This is the Super Bird label’s second dip into Michael Henderson’s back catalogue and it follows their release of his 1978 Buddah set ‘In The Night Time’. The bassist/crooner released ‘Wide Receiver’ two years later and it followed much the same template – that’s to say there’s a mix of funky movers and decent quiet storm ballads. Of those ballads the best are the two big covers – a take on Bacharach and David’s ‘Reach Out For Me’ and a stab at the Motown chestnut ‘Ask The Lonely’ – but neither approach the quality of the originals. ‘Reach Out For Me’ is stark by comparison to the symphonic Dionne Warwick version while it’s a given that it would take a mighty effort for anyone to come anywhere near the passion and commitment of Levi Stubbs. Henderson does a competent job and it’s always interesting to hear new approaches to long-loved classics.

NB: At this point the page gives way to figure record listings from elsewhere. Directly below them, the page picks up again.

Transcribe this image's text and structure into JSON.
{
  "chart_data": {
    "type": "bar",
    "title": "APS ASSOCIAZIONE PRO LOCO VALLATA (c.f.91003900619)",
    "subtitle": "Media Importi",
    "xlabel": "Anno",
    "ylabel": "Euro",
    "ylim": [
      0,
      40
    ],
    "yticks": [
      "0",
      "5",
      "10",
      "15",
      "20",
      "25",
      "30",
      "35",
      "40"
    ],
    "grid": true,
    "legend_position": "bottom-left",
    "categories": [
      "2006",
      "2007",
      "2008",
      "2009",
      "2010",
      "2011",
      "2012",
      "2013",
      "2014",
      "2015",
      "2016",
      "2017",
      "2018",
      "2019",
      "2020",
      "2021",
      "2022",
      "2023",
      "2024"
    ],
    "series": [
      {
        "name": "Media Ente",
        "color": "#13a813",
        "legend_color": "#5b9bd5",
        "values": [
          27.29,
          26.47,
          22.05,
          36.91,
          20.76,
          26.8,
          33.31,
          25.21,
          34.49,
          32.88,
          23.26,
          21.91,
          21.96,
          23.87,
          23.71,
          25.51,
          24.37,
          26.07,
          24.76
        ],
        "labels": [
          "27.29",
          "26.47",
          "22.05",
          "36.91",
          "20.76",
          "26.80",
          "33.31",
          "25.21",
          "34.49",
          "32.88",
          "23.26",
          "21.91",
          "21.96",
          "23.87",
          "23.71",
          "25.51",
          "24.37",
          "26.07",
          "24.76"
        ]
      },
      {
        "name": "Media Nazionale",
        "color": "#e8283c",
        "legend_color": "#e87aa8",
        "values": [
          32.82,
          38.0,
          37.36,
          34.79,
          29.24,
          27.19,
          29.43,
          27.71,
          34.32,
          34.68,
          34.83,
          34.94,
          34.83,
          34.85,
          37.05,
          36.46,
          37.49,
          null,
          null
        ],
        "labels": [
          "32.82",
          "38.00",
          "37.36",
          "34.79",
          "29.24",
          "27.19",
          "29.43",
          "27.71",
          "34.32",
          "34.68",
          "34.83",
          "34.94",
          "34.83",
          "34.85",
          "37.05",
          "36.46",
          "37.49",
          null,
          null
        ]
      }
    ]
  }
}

Buddah clearly knew that the balladry wouldn’t ignite so they lifted the funky title cut as the LP’s lead single. It was a good choice. ‘Wide Receiver’ hit no. 4 on the R&B singles chart and the follow up – the tight, snappy ‘Prove It’ – did almost as well. Both now sound a tad dated. Elsewhere on the LP the self-penned ‘You’re My Choice’ has a touch of the George Bensons about it while Michael makes a decent fist of the shuffling Lou Courtney song ‘I Don’t Need Nobody Else.’
Super Bird is rapidly building up a decent catalogue of vintage soul and though the albums they release aren’t (usually) iconic or classic, they do allow old timers to revisit and enjoy what I’m sure they consider a golden age.